With Indian investors losing close to Rs 10 lakh crore in two days, the government assured enough liquidity to the markets, enabling the Sensex to reduce its losses from 2,273 points earlier in the day to 875 points by the end of the session. The Sensex closed the day at 16,729.94, a net fall of 4.97%.

“I am assured by the Reserve Bank and all the banks that enough liquidity will be provided to brokers and market players. Liquidity will not be an issue,” finance minister P Chidambaram said.

But the big outcry among investors was not about the market fall, but the fact that they couldn’t buy when the prices were so lucrative. Take the case of Neville Kavarana, 30. Seeing the markets plunge, he called up his brokers Sharekhan and Integrated India to pick up shares of Reliance Petroleum Ltd and Reliance Natural Resources Ltd. “They told me that the systems were down and that higher authorities had ordered them not to execute trades on behalf of individual investors,” says Kavarana.

Kavarana was just one among hundreds of retail investors who were unable to take advantage of the Sensex’s intra-day fall which saw it go down all the way to 15,332.42 points at one point.

From its all-time closing high of 20,873 points on January 8, 2008, that was a drop of 5,540 points, or 26.5%.

“If we are advised to buy at lower levels, and the brokerage itself does not execute the orders, what’s the point?” he laments.
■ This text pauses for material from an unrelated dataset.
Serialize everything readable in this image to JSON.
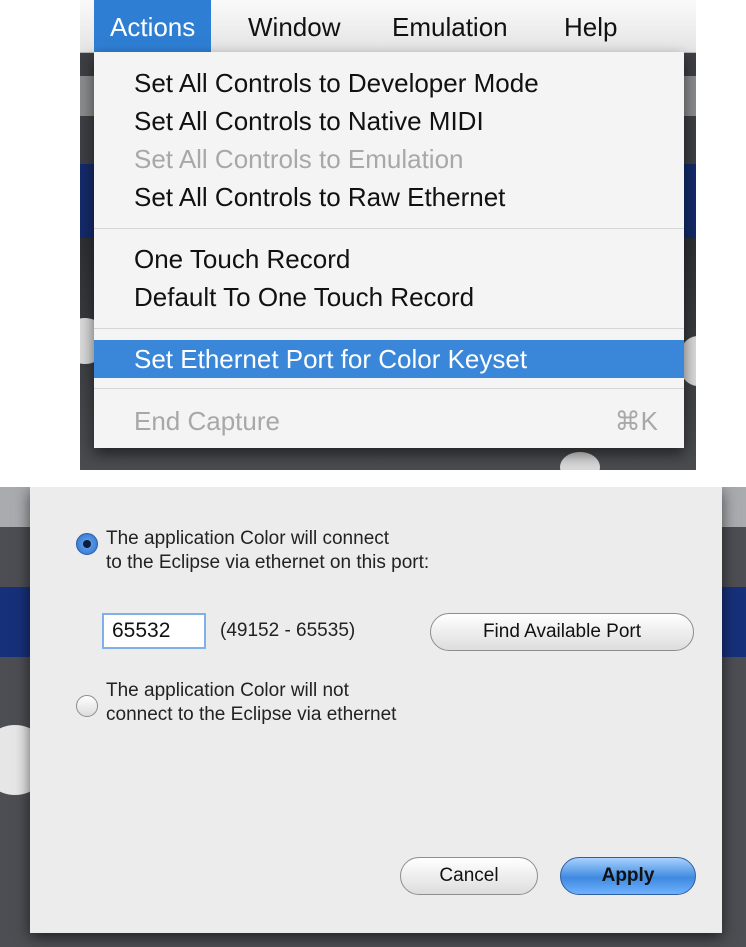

An official from Sharekhan, who did not wish to be named, said: “There was no such problem. If the order came at a time when the exchange had suspended trading for an hour, then it could not have been executed. The other reason could be that the price at which the order must have been placed would not have matched the market price.”

But Kavarana says that he wanted to order Reliance Natural Resources at Rs 81, and it had gone down to Rs 75 intra-day. But he was still not allowed to buy despite having Rs 20,000 in his account.

Another investor who got stuck on Tuesday was Pratibha Singh Chauhan from Indore. She first placed an order for 50 shares of RNRL at the market rate, but her order got rejected. Subsequently, she tried for 40 shares and 10 shares, but still wasn’t able to get it. “Finally, I thought I’ll place an order for 1 share, and that too didn’t get executed,” she says.

Reacting to this plight of retail investors, Anil Kaul, chief executive officer of ICICIDirect.com, the largest online broking outfit in the country, said: “It was a tough day in office, but we furnished the margin requirements to exchanges and provided clients with uninterrupted access to the market to execute their trades.”

Clients of larger brokers may not have been as badly affected as those of the smaller ones. “Smaller brokers would have found it difficult to pay the exchanges,” said a broker who did not want to be named.

When a client places an order, he is usually expected to furnish 15-20% of the amount upfront, and the rest on settlement day, which is two days from the day the order is placed. Today, with volatility being very high, the amount to be furnished upfront went to about 35-40%, as a result of which many small brokerages could not furnish this amount to the exchanges. This meant their trading terminals had to be shut down.

Neither NSE nor BSE were in a position to give out the number of terminals that had been shut by them.